Si pensamos en la imagen como un cuerpo, este es un cuerpo inmortal en descomposición. Es contradictorio, por supuesto. Pero cabe empezar a plantearse desde una perspectiva materialista la inmortalidad del cuerpo. Esto nos garantizaría el poder escapar del lugar que ocupamos en el mundo. La decadencia del cuerpo comienza en vida, es siempre un cuerpo que reparte células y átomos al mundo. Átomos que van a sobrevivir mucho más allá de esa unidad corporal. La idea del archivo o de la biblioteca es manetener en tensión la descomposición para evitar la total desintegración, pero a la vez no negar la inevitable decadencia de algo que ha sido “finalizado” extraído de una praxis vital.
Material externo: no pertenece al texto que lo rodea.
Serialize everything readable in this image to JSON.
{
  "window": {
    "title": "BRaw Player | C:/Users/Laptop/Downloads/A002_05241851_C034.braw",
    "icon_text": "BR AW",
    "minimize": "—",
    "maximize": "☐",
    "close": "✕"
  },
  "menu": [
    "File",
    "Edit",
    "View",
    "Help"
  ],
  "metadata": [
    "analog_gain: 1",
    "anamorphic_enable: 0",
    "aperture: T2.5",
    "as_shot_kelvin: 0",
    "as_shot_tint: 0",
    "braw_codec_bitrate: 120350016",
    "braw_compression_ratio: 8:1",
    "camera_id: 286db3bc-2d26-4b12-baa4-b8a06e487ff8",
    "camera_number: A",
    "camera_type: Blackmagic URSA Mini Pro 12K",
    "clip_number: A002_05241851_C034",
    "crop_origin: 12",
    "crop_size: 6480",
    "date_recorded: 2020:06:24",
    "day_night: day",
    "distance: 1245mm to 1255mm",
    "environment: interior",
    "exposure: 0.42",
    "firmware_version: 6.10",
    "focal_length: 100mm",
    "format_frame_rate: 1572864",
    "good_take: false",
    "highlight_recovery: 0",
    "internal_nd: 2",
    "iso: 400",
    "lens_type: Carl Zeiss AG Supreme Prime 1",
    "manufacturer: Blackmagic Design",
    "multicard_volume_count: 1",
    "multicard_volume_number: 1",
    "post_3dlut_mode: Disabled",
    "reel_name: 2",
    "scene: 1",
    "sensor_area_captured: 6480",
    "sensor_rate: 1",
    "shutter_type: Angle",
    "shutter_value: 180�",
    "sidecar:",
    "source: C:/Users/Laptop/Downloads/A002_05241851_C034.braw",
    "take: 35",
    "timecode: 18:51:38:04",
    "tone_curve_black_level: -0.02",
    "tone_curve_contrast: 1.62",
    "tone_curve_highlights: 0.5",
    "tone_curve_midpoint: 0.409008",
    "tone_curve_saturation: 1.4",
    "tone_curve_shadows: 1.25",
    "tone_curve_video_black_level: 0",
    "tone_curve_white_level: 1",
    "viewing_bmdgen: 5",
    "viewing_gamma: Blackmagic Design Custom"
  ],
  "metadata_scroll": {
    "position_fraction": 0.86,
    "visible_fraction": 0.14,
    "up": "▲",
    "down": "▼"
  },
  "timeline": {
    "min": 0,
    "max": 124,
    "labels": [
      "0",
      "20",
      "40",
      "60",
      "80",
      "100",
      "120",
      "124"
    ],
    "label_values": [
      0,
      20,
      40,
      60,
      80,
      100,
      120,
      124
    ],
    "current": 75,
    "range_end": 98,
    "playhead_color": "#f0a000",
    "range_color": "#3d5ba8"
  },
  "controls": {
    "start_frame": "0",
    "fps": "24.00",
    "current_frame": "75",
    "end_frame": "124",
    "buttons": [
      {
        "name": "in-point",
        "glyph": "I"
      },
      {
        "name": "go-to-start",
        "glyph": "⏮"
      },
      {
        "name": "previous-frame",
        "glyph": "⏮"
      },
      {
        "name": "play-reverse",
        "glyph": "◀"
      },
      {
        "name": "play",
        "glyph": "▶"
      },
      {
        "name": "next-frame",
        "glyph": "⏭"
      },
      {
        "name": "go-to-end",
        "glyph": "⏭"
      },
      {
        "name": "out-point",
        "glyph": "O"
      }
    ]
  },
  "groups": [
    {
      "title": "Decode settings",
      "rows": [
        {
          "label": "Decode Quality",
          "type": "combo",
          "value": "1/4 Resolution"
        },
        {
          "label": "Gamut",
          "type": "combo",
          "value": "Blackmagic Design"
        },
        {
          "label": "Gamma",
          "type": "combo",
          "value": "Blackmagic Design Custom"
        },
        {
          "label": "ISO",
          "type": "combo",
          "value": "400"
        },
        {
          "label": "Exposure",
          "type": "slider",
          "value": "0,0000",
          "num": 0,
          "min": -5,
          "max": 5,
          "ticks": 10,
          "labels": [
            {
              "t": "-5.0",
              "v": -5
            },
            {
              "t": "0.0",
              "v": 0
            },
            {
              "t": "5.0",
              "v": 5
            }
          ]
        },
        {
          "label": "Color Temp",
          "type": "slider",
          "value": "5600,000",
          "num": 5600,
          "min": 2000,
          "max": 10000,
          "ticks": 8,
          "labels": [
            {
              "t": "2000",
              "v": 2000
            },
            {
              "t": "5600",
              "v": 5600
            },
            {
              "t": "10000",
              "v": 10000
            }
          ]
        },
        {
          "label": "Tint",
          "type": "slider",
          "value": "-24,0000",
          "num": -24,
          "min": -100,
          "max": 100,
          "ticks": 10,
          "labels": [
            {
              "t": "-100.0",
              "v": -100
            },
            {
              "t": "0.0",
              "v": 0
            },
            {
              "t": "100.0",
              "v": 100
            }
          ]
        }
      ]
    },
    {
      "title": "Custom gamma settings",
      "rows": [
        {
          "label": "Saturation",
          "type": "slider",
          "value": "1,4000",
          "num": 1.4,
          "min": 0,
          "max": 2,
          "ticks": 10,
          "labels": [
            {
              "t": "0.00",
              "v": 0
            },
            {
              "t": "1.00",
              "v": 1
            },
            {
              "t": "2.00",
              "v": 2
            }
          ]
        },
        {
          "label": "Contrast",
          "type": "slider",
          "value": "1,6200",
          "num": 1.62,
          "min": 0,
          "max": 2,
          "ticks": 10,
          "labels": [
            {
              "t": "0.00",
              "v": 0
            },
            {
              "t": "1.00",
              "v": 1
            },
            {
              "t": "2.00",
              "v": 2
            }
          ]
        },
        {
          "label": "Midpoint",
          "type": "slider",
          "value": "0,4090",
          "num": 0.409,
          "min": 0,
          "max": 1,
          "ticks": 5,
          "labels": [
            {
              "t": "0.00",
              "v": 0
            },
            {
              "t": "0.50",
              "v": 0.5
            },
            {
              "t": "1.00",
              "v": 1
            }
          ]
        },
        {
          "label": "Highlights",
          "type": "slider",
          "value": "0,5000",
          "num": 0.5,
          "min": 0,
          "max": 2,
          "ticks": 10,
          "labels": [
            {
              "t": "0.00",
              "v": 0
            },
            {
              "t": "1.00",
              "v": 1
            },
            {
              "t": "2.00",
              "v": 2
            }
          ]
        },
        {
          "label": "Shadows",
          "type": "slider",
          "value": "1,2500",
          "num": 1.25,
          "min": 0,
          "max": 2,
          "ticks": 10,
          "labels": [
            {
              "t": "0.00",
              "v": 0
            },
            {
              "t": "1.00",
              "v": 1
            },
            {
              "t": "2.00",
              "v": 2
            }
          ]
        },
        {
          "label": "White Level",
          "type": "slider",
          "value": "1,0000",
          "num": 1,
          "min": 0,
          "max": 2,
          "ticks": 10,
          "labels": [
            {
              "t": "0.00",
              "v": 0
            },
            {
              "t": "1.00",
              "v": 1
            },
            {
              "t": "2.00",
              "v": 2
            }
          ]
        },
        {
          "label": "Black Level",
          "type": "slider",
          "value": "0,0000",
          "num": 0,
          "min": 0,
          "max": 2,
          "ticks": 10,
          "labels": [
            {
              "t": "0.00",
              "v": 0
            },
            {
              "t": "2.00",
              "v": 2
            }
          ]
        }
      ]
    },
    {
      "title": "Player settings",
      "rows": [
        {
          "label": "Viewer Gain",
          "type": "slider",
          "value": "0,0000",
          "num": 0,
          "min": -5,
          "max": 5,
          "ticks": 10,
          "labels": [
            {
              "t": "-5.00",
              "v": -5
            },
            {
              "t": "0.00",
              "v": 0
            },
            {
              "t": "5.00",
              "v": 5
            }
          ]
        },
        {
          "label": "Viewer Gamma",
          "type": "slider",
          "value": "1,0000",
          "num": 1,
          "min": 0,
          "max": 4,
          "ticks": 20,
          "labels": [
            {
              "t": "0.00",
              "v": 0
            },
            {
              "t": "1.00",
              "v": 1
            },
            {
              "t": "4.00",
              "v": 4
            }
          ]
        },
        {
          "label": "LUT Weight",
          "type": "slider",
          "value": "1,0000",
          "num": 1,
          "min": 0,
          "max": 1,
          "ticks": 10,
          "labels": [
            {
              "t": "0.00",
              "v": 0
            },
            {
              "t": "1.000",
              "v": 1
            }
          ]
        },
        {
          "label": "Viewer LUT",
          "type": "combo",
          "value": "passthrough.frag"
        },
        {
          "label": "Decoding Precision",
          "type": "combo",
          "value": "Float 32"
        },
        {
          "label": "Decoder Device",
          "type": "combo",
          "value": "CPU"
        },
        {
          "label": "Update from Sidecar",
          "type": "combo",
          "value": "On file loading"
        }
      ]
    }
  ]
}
La imagen podría ser como un dispositivo frigorífico para el mantenimiento de un cadáver. Boris Groys menciona como la vida de las obras de arte en los museos y archivos es una vida después de la muerte, una vida vampírica que debe ser protegida de la luz del sol. No obstante, si bien es cierto que una de las principales funciones de bibliotecas, archivos y museos es la conservación, esta es con el único propósito de garantizar una pseudo-resurrección a través de otro encarnamiento. Es decir, que otros se sirvan de esta. De esta manera la cita, la copia, es siempre una resurrección momentánea de alguna de esas células que pasan a integrar otro sistema distinto. Así, podemos pensar en la imagen también como una invitación al desorden no solo del sujeto, sino de la temporalidad, una manera indirecta de cumplir las fantasias socialistas de Nikolai Fedorov y los bio-cosmistas. Groys la explica así en sus videocollages Pensando en bucle (cito en modo remix):

Nikolai Fedorov a finales del siglo XIX reclamó del Estado moderno la resurrección y la inmortalidad técnica y artificial de todas las personas que habían estado vivas. Fedorov usó el museo de arte como modelo para la sociedad utópica de inmortales que quería construir. El Estado debía convertirse en el museo de su población y cada ser humano en una obra de arte. Fedorov reaccionaba así a una contradicción interna de las doctrinas socialistas del siglo XIX. La contradicción consiste en que el socialismo promete una justicia social perfecta, pero combina esa promesa con la creencia en el progreso. Pero esa creencia implica que sólo las generaciones futuras, las que vivirán en una sociedad socialista desarrollada, se beneficiarán de la justicia social. Por contra, lo previsto para las generaciones anteriores y contemporáneas es que representen el papel de víctimas pasivas del progreso. En suma: la sociedad venidera, si quiere ser una sociedad justa, no puede quedarse en una sociedad puramente contemporánea. El socialismo perfecto debe imponerse no sólo en el espacio sino también en el tiempo, transformando este en eternidad por medio de la técnica. Únicamente una sociedad que no sea sólo internacional (esto es, que abarque todo el espacio) sino que también trascienda el tiempo (es decir, que sea intergeneracional) puede considerarse una sociedad justa.